I'm currently designing a PCB to adapt a proprietary Dell redundant power supply to have ATX pinouts. It's a redundant PSU from a PowerEdge Tower, and while it has an ATX 24-pin connector to the motherboard with most of the standard pins, it's in a proprietary pinout and has different pin counts. The missing pins are +5VSB and -12V. There is a +12VSB which I plan on regulating down to 5v, and I will use an Inverting Op Amp to produce a -12V connection. I am confident in these being safe as I have an ATX 2.0 PSU to reference for the maximum power draw on those rails can be and I am choosing components for an additonal factor of safety on top of that.
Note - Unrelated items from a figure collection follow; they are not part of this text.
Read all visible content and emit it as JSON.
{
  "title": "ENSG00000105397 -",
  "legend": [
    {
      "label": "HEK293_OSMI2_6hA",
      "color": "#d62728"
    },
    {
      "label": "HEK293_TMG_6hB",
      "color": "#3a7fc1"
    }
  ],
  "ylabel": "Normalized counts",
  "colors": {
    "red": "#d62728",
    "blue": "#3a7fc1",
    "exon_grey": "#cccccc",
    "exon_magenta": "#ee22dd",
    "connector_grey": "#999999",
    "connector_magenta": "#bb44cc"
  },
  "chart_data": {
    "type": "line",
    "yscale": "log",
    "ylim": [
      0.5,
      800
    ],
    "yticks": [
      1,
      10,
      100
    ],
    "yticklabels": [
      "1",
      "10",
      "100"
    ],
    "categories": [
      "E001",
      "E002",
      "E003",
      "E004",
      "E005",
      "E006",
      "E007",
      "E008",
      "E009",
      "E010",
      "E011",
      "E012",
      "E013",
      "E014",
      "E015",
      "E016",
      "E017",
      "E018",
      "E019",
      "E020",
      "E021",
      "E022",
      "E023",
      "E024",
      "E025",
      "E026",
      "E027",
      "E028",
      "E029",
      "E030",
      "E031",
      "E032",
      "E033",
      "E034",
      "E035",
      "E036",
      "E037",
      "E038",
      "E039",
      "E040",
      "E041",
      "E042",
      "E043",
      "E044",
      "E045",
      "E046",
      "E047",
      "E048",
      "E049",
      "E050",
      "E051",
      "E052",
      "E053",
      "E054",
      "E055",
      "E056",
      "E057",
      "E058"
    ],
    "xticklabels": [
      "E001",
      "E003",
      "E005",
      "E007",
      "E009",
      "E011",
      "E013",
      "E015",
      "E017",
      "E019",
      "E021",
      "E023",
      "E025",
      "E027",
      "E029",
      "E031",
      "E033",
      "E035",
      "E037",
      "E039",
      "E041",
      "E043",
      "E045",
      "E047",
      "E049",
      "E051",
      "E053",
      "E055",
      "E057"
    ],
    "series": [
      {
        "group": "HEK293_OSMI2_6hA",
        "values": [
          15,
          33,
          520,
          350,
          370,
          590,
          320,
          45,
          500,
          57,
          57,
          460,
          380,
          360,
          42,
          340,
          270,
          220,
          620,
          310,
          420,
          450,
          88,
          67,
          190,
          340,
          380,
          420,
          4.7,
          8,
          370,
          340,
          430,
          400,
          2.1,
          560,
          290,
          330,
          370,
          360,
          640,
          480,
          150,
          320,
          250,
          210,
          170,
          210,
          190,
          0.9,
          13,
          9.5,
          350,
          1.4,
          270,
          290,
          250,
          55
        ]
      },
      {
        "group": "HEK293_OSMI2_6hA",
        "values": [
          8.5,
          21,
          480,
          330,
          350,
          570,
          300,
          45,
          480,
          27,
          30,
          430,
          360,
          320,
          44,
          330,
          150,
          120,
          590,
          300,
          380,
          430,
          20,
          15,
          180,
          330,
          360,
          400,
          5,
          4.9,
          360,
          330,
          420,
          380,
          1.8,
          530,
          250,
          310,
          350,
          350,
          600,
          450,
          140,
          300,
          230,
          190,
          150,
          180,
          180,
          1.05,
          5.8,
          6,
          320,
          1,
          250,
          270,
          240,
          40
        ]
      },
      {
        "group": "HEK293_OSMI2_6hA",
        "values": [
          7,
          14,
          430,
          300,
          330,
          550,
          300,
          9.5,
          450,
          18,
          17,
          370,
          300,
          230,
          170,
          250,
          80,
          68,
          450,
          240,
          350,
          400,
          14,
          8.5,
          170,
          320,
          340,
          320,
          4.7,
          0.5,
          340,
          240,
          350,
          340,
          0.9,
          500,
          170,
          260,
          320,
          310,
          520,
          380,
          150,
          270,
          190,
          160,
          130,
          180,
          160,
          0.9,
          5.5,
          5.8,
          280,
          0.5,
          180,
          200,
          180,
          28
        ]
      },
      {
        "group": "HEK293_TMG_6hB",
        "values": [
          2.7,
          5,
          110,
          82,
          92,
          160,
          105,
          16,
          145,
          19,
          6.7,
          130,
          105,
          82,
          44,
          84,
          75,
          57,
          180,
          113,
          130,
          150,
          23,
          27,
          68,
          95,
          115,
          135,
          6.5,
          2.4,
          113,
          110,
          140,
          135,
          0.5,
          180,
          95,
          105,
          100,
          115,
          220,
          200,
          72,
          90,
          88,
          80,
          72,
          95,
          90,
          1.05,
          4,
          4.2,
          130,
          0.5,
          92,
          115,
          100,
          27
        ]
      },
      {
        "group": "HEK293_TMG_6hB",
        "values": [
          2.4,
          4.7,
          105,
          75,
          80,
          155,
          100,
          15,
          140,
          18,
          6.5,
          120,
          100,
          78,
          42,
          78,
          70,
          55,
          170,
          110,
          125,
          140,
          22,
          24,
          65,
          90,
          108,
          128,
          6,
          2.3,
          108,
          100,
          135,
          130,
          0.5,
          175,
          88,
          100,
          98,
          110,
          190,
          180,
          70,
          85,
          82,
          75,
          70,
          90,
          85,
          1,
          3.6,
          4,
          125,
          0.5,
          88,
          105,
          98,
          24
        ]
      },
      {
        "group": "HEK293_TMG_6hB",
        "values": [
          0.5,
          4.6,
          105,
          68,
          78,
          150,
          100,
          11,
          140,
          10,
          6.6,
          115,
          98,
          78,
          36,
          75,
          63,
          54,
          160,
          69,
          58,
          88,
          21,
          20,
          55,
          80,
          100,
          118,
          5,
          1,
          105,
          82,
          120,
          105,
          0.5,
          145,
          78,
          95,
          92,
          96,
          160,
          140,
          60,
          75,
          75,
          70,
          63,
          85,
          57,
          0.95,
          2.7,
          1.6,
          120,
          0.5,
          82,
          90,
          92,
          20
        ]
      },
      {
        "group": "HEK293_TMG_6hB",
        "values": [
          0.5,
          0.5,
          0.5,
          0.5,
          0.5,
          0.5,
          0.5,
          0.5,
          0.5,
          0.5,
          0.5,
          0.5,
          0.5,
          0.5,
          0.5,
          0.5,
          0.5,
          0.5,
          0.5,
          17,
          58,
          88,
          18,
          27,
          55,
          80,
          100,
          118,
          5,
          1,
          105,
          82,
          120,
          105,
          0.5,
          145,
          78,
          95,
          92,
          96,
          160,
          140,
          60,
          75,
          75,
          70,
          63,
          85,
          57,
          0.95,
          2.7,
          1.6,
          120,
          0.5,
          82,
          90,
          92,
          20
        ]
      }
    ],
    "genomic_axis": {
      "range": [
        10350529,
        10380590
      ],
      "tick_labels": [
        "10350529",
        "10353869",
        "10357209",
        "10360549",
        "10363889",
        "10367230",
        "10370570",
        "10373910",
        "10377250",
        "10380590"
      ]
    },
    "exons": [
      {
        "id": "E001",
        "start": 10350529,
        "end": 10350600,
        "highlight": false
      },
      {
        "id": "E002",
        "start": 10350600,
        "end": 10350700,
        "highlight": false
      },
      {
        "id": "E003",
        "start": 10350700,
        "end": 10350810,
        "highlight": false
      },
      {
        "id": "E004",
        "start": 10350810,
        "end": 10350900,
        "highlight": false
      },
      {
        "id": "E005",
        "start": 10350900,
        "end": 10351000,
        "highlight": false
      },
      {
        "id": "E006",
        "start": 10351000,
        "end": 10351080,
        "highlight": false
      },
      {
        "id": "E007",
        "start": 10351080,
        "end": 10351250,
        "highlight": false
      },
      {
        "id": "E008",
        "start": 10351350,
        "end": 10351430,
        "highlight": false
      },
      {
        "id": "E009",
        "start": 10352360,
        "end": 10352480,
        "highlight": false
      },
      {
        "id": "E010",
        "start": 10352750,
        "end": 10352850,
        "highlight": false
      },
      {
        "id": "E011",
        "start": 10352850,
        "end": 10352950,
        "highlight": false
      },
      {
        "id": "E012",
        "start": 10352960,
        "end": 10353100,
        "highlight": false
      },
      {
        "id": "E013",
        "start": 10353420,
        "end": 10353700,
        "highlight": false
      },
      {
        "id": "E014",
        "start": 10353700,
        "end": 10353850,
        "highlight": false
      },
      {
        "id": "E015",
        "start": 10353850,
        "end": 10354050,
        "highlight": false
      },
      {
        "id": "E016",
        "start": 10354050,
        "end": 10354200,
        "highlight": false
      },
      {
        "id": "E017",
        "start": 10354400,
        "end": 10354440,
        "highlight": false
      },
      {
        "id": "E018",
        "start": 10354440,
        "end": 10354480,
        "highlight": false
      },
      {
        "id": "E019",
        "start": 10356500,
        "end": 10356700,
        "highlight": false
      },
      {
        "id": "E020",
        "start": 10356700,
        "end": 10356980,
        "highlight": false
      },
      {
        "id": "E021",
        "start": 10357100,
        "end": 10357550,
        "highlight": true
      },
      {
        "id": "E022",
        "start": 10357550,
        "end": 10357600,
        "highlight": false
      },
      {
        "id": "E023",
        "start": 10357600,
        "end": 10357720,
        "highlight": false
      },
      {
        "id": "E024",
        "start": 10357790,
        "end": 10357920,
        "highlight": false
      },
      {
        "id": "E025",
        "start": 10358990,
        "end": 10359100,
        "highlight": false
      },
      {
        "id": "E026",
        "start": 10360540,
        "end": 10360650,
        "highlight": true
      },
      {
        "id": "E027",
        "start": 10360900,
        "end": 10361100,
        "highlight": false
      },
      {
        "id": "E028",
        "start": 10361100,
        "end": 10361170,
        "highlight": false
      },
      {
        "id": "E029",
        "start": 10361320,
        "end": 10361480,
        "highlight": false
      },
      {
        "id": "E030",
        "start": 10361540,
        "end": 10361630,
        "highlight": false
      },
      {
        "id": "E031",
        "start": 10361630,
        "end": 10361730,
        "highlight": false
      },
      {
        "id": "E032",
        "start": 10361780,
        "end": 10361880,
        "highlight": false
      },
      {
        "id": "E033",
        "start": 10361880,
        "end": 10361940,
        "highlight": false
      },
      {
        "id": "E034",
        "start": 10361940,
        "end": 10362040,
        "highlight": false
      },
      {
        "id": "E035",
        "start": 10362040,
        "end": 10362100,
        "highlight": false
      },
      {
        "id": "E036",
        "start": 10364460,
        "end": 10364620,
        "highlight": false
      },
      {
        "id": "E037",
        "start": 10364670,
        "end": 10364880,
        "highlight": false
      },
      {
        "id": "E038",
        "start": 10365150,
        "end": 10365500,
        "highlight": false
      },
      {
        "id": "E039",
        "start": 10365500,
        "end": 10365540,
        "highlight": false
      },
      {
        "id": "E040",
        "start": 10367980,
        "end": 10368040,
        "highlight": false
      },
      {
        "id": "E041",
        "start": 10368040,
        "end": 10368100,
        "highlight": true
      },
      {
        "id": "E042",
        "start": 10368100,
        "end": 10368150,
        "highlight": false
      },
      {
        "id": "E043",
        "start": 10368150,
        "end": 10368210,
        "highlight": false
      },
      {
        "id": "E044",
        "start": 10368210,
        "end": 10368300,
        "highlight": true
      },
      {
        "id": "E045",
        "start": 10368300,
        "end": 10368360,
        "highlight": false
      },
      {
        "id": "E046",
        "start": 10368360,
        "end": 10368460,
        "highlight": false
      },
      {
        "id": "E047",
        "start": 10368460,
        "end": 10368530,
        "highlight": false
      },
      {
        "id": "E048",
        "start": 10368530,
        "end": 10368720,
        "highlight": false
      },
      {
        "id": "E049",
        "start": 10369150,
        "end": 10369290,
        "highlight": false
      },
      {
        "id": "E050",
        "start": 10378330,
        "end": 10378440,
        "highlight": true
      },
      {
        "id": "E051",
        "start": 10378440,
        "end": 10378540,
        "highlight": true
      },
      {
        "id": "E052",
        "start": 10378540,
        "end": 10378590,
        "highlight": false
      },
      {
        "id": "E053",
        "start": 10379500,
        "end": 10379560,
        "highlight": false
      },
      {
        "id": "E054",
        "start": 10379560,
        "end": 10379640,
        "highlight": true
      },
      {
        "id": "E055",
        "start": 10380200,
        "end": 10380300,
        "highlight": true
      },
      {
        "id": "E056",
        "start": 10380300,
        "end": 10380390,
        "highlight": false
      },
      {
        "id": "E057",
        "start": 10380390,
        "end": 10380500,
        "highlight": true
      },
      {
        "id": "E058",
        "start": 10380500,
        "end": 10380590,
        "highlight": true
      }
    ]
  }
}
My main concern however is I don't know what other power draw through the +3.3V, +5V, and +12V Pins is. I know it has to be at least 80W combined at max since the motherboard (ASRock n100m) I intend to power with has only the 24pin connector for power and the CPU draws around that amount at peak. Where can I find a figure for the rated power draw through a 24-Pin connector? I have seen a figure of 8 amps per pin as part of the Molex connector spec, and while I definitely want to remain safe that does seem to be overly excessive.
I am not an electrical engineer (I am a mechanical engineering student), but I do have experience working with electronics and PCB design. Thank you very much for the help in advance!